Ultrasound-guided regional anaesthesia and pain therapy - a painstaking technique
Watching an ultrasound-guided needle move towards a nerve can help an anaesthetist and a pain therapist, as well as increase their success rate. Nonetheless, few physicians use this option in interventional pain therapy. Meike Lerner of European Hospital spoke with Dr Urs Eichenberger, hospital consultant and director (ad interim) of pain therapy at the anaesthesiology polyclinic, University Hospital Bern/Inselklinik, and asked why this technique is so rarely used in interventional pain therapy and what the future holds for
'Ultrasound-guided interventional pain therapy originates in ultrasound guided regional anaesthesia,' Dr Eichenberger explained.
‘The traditional method for partial anaesthesia – that is, detecting the nerve with electricity and then injecting anaesthetic – has a drawback. It shows only if the needle tip is close to the nerve. But what you really want is to transport the drug to the nerve, not the needle. With ultrasound we can visualise and localise nerves and guide the needle all the way to them, thus reducing the risk of damaging the nerve and neighboured structures. Obviously, as an anaesthetist you know where the nerves should be, but there are anatomical variations that can only be recognised with ultrasound. Moreover, you can watch the anaesthetic spread live, so to speak, and see whether it reaches the target. With the traditional method the success rate of very experienced physicians is up to 95%. With ultrasound I’m sure we can increase that rate.
‘The method was transposed to pain therapy from regional anaesthesia, and the advantages are obvious: With chronic pain patients we usually diagnostically block nerves to localise the source of the pain. Before, we did this blindly - we injected large doses of anaesthetic, up to 10 ml. With the help of ultrasound we can reduce that dose to about 1-2 ml because we can target certain nerves and don’t have to spread anaesthetic over a large area. For a patient this hopefully means better diagnosis. Furthermore, dose reduction in regional anaesthesia – where larger doses are used – means a lower risk of side effects and allows us to block several regions of interest at the same time, both arms, for example. With a dose of 40 ml per side we cannot do this – as that dose would be toxic.
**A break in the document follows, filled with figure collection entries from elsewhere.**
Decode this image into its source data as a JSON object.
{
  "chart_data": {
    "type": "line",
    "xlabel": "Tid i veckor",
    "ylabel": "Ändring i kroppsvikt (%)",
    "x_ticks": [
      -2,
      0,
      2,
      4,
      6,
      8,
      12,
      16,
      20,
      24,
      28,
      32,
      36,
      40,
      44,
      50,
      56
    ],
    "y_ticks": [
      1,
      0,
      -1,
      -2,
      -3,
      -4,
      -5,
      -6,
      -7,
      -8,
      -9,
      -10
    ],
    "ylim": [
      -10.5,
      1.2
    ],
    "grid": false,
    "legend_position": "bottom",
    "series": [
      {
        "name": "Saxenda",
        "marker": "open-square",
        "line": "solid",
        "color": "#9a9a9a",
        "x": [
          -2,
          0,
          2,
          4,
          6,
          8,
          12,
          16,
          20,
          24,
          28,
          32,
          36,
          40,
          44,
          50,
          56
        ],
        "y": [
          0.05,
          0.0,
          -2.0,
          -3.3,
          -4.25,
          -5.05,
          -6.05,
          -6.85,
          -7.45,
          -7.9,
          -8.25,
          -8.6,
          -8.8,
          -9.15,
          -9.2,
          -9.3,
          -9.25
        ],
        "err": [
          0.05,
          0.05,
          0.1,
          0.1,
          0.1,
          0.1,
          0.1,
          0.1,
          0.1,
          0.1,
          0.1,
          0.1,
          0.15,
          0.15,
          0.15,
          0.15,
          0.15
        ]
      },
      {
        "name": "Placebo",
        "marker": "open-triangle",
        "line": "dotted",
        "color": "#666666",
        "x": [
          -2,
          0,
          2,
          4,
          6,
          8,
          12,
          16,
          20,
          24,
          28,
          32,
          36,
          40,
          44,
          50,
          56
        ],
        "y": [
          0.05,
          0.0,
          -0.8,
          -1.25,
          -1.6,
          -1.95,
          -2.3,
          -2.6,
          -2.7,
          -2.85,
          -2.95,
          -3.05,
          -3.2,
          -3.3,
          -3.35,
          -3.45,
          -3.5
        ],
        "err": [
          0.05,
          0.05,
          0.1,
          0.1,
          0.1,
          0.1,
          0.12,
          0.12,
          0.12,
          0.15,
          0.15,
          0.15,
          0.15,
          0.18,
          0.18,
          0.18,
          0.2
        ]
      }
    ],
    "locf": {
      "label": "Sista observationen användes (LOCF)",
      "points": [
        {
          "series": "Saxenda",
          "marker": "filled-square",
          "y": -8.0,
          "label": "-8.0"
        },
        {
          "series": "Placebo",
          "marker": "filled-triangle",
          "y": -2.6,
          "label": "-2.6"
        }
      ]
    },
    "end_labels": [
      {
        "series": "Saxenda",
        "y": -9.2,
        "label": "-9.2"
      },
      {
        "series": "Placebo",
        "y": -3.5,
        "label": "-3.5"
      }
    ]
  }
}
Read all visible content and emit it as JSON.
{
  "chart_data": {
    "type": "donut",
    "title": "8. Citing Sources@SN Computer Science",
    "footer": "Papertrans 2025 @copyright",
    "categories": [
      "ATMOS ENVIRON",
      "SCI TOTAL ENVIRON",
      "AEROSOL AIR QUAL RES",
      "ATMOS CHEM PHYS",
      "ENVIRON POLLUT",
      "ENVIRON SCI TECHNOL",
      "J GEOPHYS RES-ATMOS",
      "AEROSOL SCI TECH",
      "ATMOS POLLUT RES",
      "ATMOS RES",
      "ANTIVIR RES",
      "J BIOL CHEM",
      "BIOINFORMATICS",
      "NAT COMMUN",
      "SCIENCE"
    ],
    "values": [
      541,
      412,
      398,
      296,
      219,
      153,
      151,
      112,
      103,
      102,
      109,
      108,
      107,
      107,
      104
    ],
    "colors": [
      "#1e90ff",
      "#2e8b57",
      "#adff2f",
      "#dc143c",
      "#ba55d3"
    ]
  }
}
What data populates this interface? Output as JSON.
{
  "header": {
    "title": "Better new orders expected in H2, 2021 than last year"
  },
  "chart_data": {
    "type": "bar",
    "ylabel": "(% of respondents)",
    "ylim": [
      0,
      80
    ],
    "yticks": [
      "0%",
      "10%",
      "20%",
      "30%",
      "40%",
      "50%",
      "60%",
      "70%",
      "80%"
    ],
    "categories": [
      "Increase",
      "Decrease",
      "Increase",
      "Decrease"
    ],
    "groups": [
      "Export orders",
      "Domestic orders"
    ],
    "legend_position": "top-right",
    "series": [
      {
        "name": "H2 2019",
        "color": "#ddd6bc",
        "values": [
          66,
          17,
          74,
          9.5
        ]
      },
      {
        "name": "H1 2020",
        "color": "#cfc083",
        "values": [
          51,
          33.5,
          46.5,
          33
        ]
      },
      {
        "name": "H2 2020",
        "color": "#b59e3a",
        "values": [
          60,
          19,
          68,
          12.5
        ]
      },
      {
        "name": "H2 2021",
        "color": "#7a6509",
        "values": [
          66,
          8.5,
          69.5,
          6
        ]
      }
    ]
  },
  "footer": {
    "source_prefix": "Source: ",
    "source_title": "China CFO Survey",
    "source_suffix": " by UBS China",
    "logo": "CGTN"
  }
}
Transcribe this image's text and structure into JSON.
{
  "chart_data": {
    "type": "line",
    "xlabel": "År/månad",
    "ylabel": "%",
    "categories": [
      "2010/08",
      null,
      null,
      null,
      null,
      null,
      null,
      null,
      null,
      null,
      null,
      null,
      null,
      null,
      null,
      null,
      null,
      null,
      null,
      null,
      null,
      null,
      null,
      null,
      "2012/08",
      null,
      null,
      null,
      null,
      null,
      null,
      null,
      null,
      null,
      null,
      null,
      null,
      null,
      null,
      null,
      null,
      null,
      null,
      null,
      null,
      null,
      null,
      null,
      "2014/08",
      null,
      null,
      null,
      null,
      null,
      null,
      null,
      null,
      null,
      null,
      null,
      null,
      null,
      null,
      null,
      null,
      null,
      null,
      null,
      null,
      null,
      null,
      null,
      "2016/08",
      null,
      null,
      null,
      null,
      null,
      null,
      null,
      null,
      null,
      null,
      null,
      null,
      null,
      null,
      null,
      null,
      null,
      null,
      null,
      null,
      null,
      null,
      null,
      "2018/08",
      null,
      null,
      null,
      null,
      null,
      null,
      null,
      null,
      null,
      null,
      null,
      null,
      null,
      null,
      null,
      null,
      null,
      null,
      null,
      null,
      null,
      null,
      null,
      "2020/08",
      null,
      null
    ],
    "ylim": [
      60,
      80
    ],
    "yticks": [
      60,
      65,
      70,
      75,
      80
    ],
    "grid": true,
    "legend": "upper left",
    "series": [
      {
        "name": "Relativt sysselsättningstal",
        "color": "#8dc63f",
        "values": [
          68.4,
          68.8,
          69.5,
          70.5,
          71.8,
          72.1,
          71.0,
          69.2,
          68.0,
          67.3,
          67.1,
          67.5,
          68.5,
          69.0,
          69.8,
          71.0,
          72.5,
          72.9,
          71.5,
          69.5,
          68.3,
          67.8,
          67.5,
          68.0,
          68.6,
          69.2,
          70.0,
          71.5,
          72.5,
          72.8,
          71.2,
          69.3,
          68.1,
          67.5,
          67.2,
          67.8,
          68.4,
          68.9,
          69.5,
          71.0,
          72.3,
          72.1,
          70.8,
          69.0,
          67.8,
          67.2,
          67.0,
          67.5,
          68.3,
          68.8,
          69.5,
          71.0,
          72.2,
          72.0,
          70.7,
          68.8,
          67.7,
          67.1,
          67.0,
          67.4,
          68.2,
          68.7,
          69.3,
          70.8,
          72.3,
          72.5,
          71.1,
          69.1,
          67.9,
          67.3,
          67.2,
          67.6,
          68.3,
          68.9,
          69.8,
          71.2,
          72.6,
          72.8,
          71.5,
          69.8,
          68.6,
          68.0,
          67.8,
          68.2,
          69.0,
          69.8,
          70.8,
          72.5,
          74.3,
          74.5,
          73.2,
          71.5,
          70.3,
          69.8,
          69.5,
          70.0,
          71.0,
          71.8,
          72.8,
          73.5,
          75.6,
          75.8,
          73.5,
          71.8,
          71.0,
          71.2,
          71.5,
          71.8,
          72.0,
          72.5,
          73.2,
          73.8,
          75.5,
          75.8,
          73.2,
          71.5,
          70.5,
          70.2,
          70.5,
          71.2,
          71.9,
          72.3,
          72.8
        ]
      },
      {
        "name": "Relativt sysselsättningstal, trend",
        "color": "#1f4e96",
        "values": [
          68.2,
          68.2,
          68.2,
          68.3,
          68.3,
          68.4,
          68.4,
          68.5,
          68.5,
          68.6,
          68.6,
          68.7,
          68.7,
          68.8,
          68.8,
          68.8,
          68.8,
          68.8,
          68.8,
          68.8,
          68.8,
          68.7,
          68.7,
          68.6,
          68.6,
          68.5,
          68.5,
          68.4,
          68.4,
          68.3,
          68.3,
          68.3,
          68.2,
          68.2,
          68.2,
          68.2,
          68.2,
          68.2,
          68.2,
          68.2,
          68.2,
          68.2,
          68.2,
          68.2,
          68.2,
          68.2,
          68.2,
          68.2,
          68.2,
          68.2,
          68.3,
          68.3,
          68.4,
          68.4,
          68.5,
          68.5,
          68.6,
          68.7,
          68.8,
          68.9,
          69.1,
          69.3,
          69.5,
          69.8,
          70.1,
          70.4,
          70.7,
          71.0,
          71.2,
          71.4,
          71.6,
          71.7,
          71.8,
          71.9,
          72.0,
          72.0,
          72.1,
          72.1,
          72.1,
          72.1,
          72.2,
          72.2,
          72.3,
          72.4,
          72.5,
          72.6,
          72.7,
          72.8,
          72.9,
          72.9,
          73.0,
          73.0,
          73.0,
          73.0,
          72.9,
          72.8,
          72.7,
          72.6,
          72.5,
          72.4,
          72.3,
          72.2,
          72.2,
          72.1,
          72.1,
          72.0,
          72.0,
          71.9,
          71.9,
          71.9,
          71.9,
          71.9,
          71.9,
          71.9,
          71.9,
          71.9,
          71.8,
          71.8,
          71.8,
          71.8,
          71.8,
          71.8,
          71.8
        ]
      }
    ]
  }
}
‘Ultrasound-guided pain therapy is particularly interesting for very sensitive regions, such as the cervix. Very close to the targeted nerves you find a lot of different vulnerable structures. Today ultrasound can visualise small nerves down to a diameter of 1-2 mm. One example is the possible visualisation of the nerves innervating the cervical facet joints. Consequently, we can position the needle right next to the targeted nerve. The traditional method to block these nerves is based on X-ray images, which show only the neighbouring bone structure. While this gives an indication of the nerve pattern you do not recognise anatomical variations, both of the nerves and of surrounding structures you don’t want to damage.’
Why is this apparently successful method so rarely used?
‘In regional anaesthesia the method is used quite often, and in a lot of hospitals. In pain therapy the targeted nerves are smaller and therefore more difficult to detect by ultrasound. In ultrasound you recognise the very small nerves only if you have excellent anatomical knowledge and know where these nerves run. You need an experienced eye to correctly interpret the images. And we should not forget: With the exception of cardiac anaesthetists, the anaesthetists and pain therapists using this method often lack experience in reading ultrasound images. This is an entirely new field for the discipline.
‘There is also another problem in pain therapy. There are so many anatomical regions we have to deal with. In pain therapy we have too few cases for special interventions, so it’s more difficult to build up experience.
‘In some ways, ultrasound-guided work is a paradox: it facilitates the therapy, but only if you already have the necessary know-how. So, as a physician, you have to master your trade perfectly. Ultrasound will not automatically turn a physician into an excellent pain therapist – you have to be an excellent physician to begin with. Handling the technology is something that has to be learnt and exercised in seminars and workshops. In anaesthesia particularly, there’s currently a huge demand for training, and a trend towards ultrasound-guided methods, which will increase over the next few years.
‘The next step is obviously to spread the method. We are currently one of only a few centres to offer this pain therapy. In anaesthesia the situation is somewhat different. Here the method is better known, and I expect, in the future, it will be a normal procedure in all regional anaesthesia applications for which it is suitable and the rate of success could be augmented and complications could be reduced significantly.